Maintenance and Configuration

This document describes Terragraph's maintenance and configuration procedures.

Software Upgrades

Terragraph software releases are tagged with major and minor versions, such as M77 and M77.1, respectively. Releases contain two separate parts - an E2E image (x86) and a Terragraph node image. When performing software upgrades, the E2E controller must be upgraded before the Terragraph nodes to ensure proper backwards compatibility.

E2E Image

The E2E image contains the cloud software, which includes the E2E controller, NMS aggregator, and API service.

Docker Swarm

Upgrading to a new E2E release requires running the nms installer with the upgrade command on the installation host used to initially deploy the Docker Swarm. The upgrade command takes the controller name (as specified in config.yml) and the new image version as arguments. As part of the upgrade, E2E files in /data may be migrated if necessary. For example, the following command upgrades (or downgrades) the E2E controller to M78:

$ ./nms upgrade -f config.yml -c "<controller_name>" \
    -i "secure.cxl-terragraph.com:443/e2e-controller:M78" \
    -h tg-docker-host-01 [-h tg-docker-host-2] [-h tg-docker-host-03]

Legacy

When using the legacy deployment with systemd, the release file itself is a tarball (.tar.gz) of the chroot BusyBox image containing the Terragraph filesystem. Upgrading to a new release involves extracting the new filesystem, stopping old software processes, and running the new binaries.

The following steps outline the E2E controller upgrade process (using M77 > M78 as an example):

Extract the release image to a new directory.

$ mkdir /opt/rootfs_m78
$ tar -xvzf e2e_image-x86-x86.tar.gz -C /opt/rootfs_m78

Run the E2E data migration script, which will modify any files if necessary.
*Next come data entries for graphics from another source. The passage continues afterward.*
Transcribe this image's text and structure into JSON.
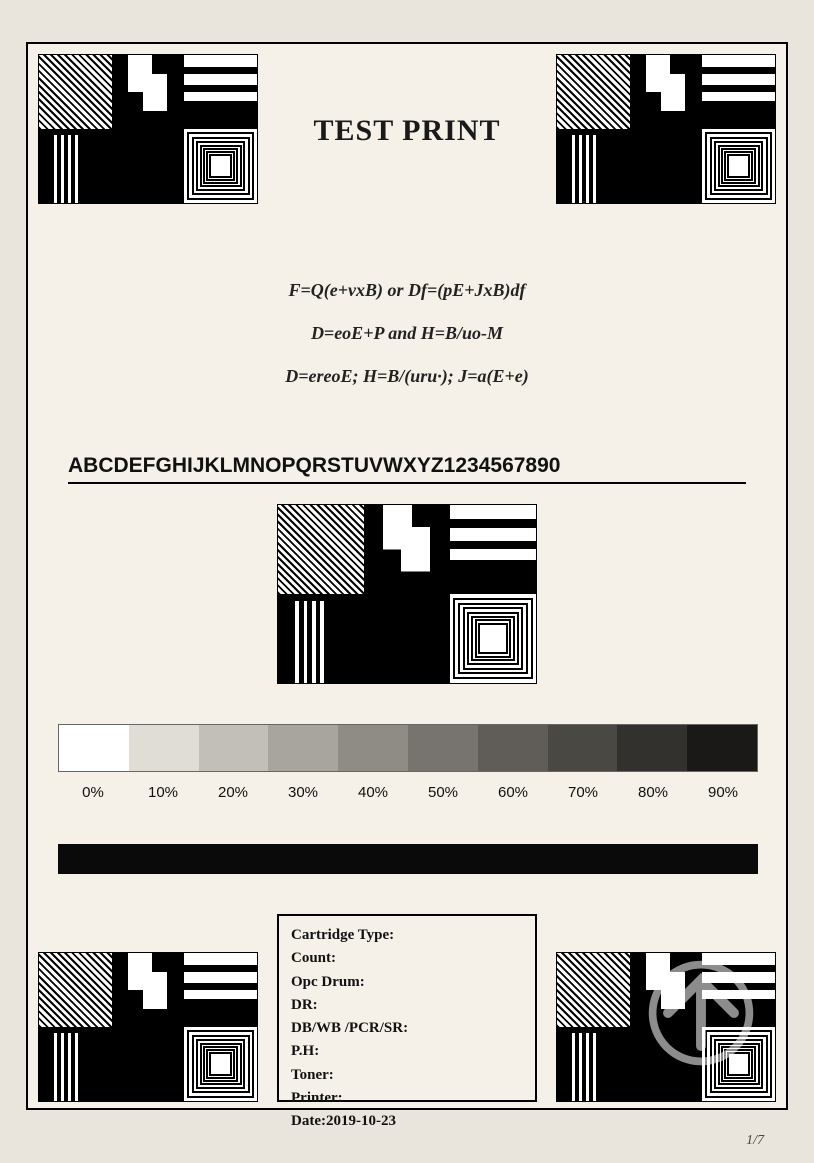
{
  "title": "TEST PRINT",
  "formulas": {
    "line1": "F=Q(e+vxB)   or   Df=(pE+JxB)df",
    "line2": "D=eoE+P   and   H=B/uo-M",
    "line3": "D=ereoE;   H=B/(uru·);   J=a(E+e)"
  },
  "alphabet_row": "ABCDEFGHIJKLMNOPQRSTUVWXYZ1234567890",
  "gradient": {
    "steps": 10,
    "labels": [
      "0%",
      "10%",
      "20%",
      "30%",
      "40%",
      "50%",
      "60%",
      "70%",
      "80%",
      "90%"
    ],
    "colors": [
      "#ffffff",
      "#e0ddd6",
      "#c2bfb8",
      "#a8a59e",
      "#8f8c86",
      "#77746f",
      "#605d58",
      "#4a4843",
      "#33312d",
      "#1a1917"
    ],
    "border_color": "#666666",
    "label_fontsize": 15
  },
  "solid_bar_color": "#0a0a0a",
  "info": {
    "fields": [
      {
        "label": "Cartridge Type:",
        "value": ""
      },
      {
        "label": "Count:",
        "value": ""
      },
      {
        "label": "Opc Drum:",
        "value": ""
      },
      {
        "label": "DR:",
        "value": ""
      },
      {
        "label": "DB/WB /PCR/SR:",
        "value": ""
      },
      {
        "label": "P.H:",
        "value": ""
      },
      {
        "label": "Toner:",
        "value": ""
      },
      {
        "label": "Printer:",
        "value": ""
      },
      {
        "label": "Date:",
        "value": "2019-10-23"
      }
    ]
  },
  "page_number": "1/7",
  "colors": {
    "page_bg": "#f5f1e8",
    "body_bg": "#e9e4dc",
    "border": "#000000",
    "text": "#111111"
  },
  "pattern_block": {
    "type": "test-pattern-grid",
    "grid": "3x2",
    "cells": [
      "diagonal-hatch",
      "checker-2x2",
      "horizontal-stripes",
      "vertical-bars-on-black",
      "solid-black",
      "concentric-squares"
    ],
    "hatch_angle_deg": 45,
    "colors": {
      "fg": "#000000",
      "bg": "#ffffff"
    }
  }
}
$ chroot /opt/rootfs_m78 /usr/sbin/migrate_e2e_data --from_ver 77

Update the tg_services file with the new image directory by setting the E2E_ROOTFS variable.

$ vim /etc/default/tg_services  # or /etc/sysconfig/tg_services
E2E_ROOTFS="/opt/rootfs_m78"

Restart the systemd service e2e_controller.

$ systemctl restart e2e_controller

Repeat steps 3 and 4 with the following changes to upgrade the NMS aggregator and API service:

NMS aggregator - Edit the tg_services variable NMS_ROOTFS and restart the service nms_aggregator.
API service - Edit the tg_services variable API_ROOTFS and restart the service api_service.

NMS

Upgrading Terragraph NMS in the Docker Swarm requires running the nms installer with the nms tag on the installation host used to initially deploy the Docker Swarm. The following command upgrades all the Terragraph NMS services to their latest versions. Note that only one host is required to upgrade the Terragraph NMS services.

$ ./nms install -f config.yml -h tg-docker-host-01 -t nms

Terragraph Nodes

Terragraph node upgrades consist of two phases - "prepare" and "commit". In the "prepare" phase, the controller distributes the new software image to nodes, over either BitTorrent or HTTP. Once completed, the nodes will flash the new image onto a secondary disk partition. The "commit" command instructs nodes to reboot to the newly-written partition.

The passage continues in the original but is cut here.